Block traffic when related NAT rule Alias doesn't exist
-
After doing penetration test against our firewall - Version 2.3.3-RELEASE (amd64)
we realized that all communication to one of our inside hosts is wide open.After doing a research of our firewall configuration we noticed that pfsense for any PAT rule (like PAT > TCP Virtual.IP Alias-A Real.IP Alias-A) when that named Alias (Alias-A) doesn't exist, it permits access from any public IP to real inside TCP port on Real.IP host.
So to summarize:
- Internal host is published to separate virtual IP using Alias
- Alias doesn't exist
- Firewall instead of blocking traffic for non matched alias, it enabled all traffic to inside host
This all came as result of migration from one firewall to another, when some Aliases were missed.
Can this be resolved in next 2.3.3_2 release?
Thank you
-
Have you tried disabling auto negate rules?
-
I guess this only happened because you restored sections of configs, or pasted stuff in/out of configs manually?
You should not be able to delete an alias that is in use somewhere (post details if you know of a place in the GUI that will let you delete an alias that is in use).
-
Ive seen issue with lists created & maintained by pfBlocker cause issues in firewalls using rules containing those aliases. I didn't pen test so can't confirm the security implications, I just assumed it was just flagging an error in the GUI but thought it worth while mentioning here in relation to OPs observation.
-
See Redmine issue https://redmine.pfsense.org/issues/7421 - "Unresolvable port alias is omitted from rule rather than generating an error"
and commits:
master (for 2.4 coming) https://github.com/pfsense/pfsense/commit/224e1648174e4a27b7f091fe348a81c74bacf23e
RELENG_2_3 (for 2.3.* series releases) https://github.com/pfsense/pfsense/commit/72040e44f5ffd0b559b1592eabde8d0b41d6a8ec
RELENG_2_3_3 (for 2.3.3-p* releases) https://github.com/pfsense/pfsense/commit/bf4440b495e0555981c606ec8808b3b544847b8eThe behavior when a port alias is missing will then be the same as when an IP alias is missing - the rule will be omitted from the rule set and a notice will be posted on the dashboard. That will make it much easier for the firewall admin to notice the problem, rather than the existing "silent" behavior.
-
I like when a man is good with words - this exactly what I had in mind.
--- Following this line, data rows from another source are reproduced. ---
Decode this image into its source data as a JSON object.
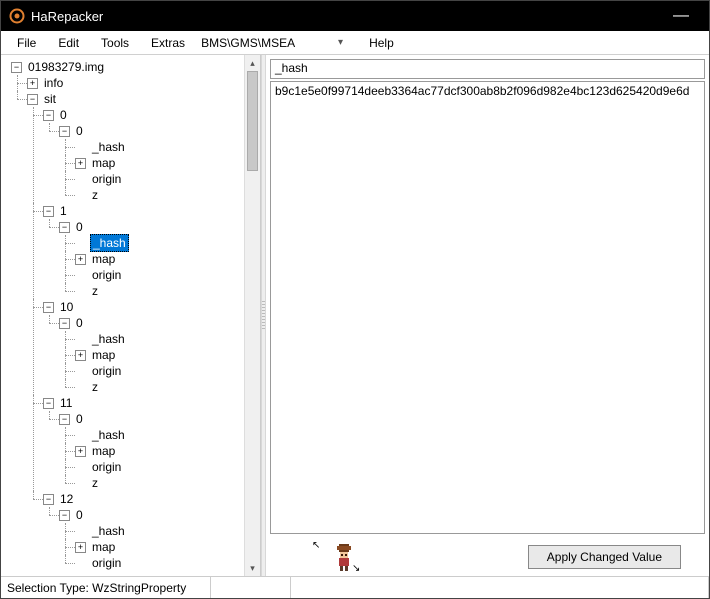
{
  "app": {
    "title": "HaRepacker"
  },
  "menu": {
    "file": "File",
    "edit": "Edit",
    "tools": "Tools",
    "extras": "Extras",
    "combo_value": "BMS\\GMS\\MSEA",
    "help": "Help"
  },
  "tree": {
    "root": "01983279.img",
    "info": "info",
    "sit": "sit",
    "n0": "0",
    "n1": "1",
    "n10": "10",
    "n11": "11",
    "n12": "12",
    "child0": "0",
    "hash": "_hash",
    "map": "map",
    "origin": "origin",
    "z": "z"
  },
  "detail": {
    "field_name": "_hash",
    "field_value": "b9c1e5e0f99714deeb3364ac77dcf300ab8b2f096d982e4bc123d625420d9e6d"
  },
  "buttons": {
    "apply": "Apply Changed Value"
  },
  "status": {
    "selection_type": "Selection Type: WzStringProperty"
  },
  "icons": {
    "minimize": "—"
  }
}
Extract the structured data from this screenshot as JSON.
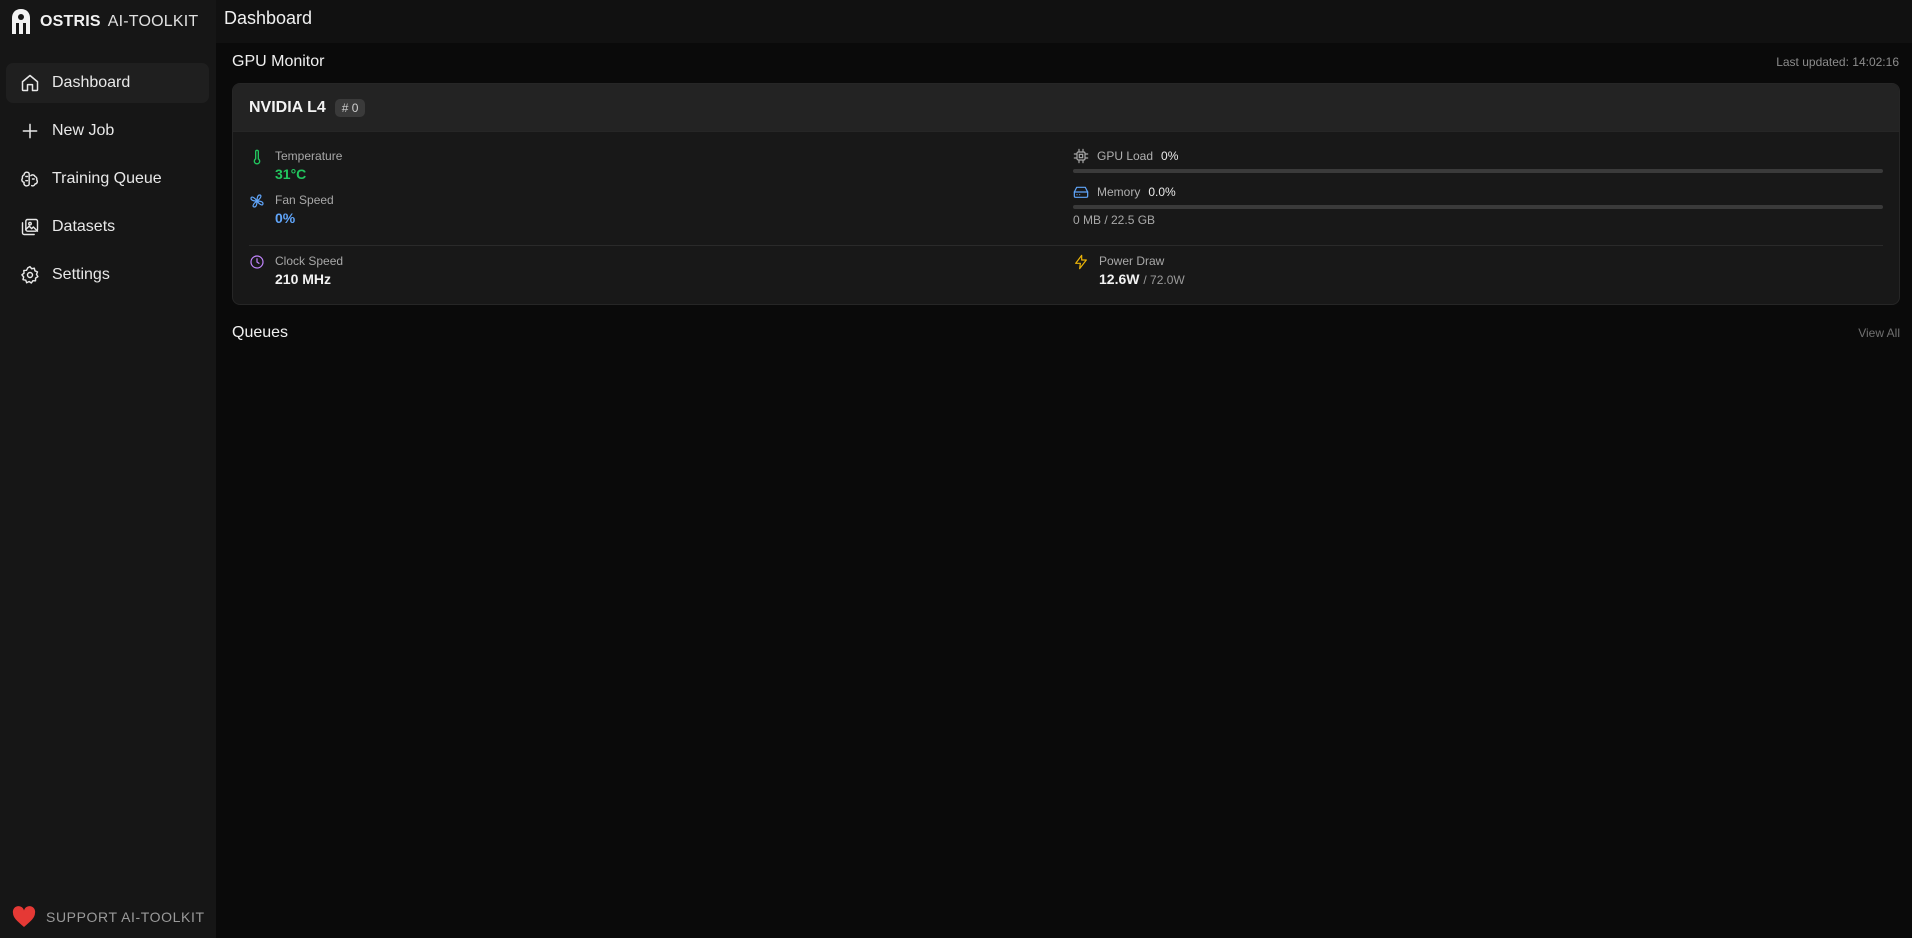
{
  "brand": {
    "name": "OSTRIS",
    "sub": "AI-TOOLKIT"
  },
  "header": {
    "title": "Dashboard"
  },
  "sidebar": {
    "items": [
      {
        "label": "Dashboard",
        "icon": "home-icon",
        "active": true
      },
      {
        "label": "New Job",
        "icon": "plus-icon",
        "active": false
      },
      {
        "label": "Training Queue",
        "icon": "brain-icon",
        "active": false
      },
      {
        "label": "Datasets",
        "icon": "images-icon",
        "active": false
      },
      {
        "label": "Settings",
        "icon": "gear-icon",
        "active": false
      }
    ],
    "support": "SUPPORT AI-TOOLKIT"
  },
  "gpu_monitor": {
    "title": "GPU Monitor",
    "last_updated_label": "Last updated:",
    "last_updated_time": "14:02:16",
    "gpu": {
      "name": "NVIDIA L4",
      "index": "# 0",
      "temperature": {
        "label": "Temperature",
        "value": "31°C"
      },
      "fan_speed": {
        "label": "Fan Speed",
        "value": "0%"
      },
      "clock_speed": {
        "label": "Clock Speed",
        "value": "210 MHz"
      },
      "gpu_load": {
        "label": "GPU Load",
        "value": "0%",
        "fraction": 0.0
      },
      "memory": {
        "label": "Memory",
        "value": "0.0%",
        "fraction": 0.0,
        "detail": "0 MB / 22.5 GB"
      },
      "power_draw": {
        "label": "Power Draw",
        "value": "12.6W",
        "limit": "/ 72.0W"
      }
    }
  },
  "queues": {
    "title": "Queues",
    "view_all": "View All"
  },
  "colors": {
    "temp": "#22c55e",
    "fan": "#60a5fa",
    "clock": "#c084fc",
    "power": "#eab308",
    "heart": "#e53935"
  }
}
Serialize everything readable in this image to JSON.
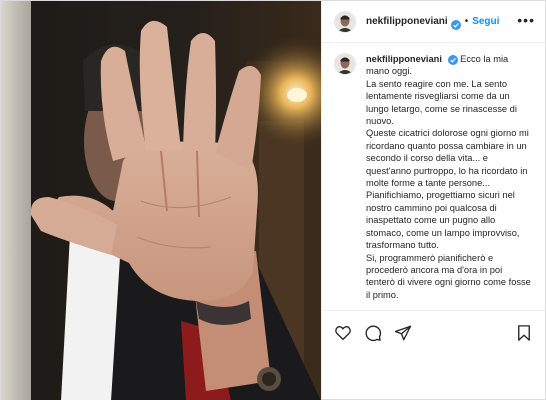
{
  "post": {
    "username": "nekfilipponeviani",
    "follow_label": "Segui",
    "separator": "•",
    "more_label": "•••",
    "caption_first": "Ecco la mia mano oggi.",
    "caption_body": "La sento reagire con me. La sento lentamente risvegliarsi come da un lungo letargo, come se rinascesse di nuovo.\nQueste cicatrici dolorose ogni giorno mi ricordano quanto possa cambiare in un secondo il corso della vita... e quest'anno purtroppo, lo ha ricordato in molte forme a tante persone...\nPianifichiamo, progettiamo sicuri nel nostro cammino poi qualcosa di inaspettato come un pugno allo stomaco, come un lampo improvviso, trasformano tutto.\nSi, programmerò pianificherò e procederò ancora ma d'ora in poi tenterò di vivere ogni giorno come fosse il primo."
  },
  "icons": {
    "verified": "verified-badge-icon",
    "like": "heart-icon",
    "comment": "comment-icon",
    "share": "paper-plane-icon",
    "save": "bookmark-icon"
  },
  "colors": {
    "link_blue": "#0095f6",
    "text": "#262626",
    "border": "#dbdbdb"
  }
}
It must not go silent for admins.Thank you
See Redmine issue https://redmine.pfsense.org/issues/7421 - "Unresolvable port alias is omitted from rule rather than generating an error"
and commits:
master (for 2.4 coming) https://github.com/pfsense/pfsense/commit/224e1648174e4a27b7f091fe348a81c74bacf23e
RELENG_2_3 (for 2.3.* series releases) https://github.com/pfsense/pfsense/commit/72040e44f5ffd0b559b1592eabde8d0b41d6a8ec
RELENG_2_3_3 (for 2.3.3-p* releases) https://github.com/pfsense/pfsense/commit/bf4440b495e0555981c606ec8808b3b544847b8eThe behavior when a port alias is missing will then be the same as when an IP alias is missing - the rule will be omitted from the rule set and a notice will be posted on the dashboard. That will make it much easier for the firewall admin to notice the problem, rather than the existing "silent" behavior.
-
Thanks for raising Rajko and thanks for the fix devs.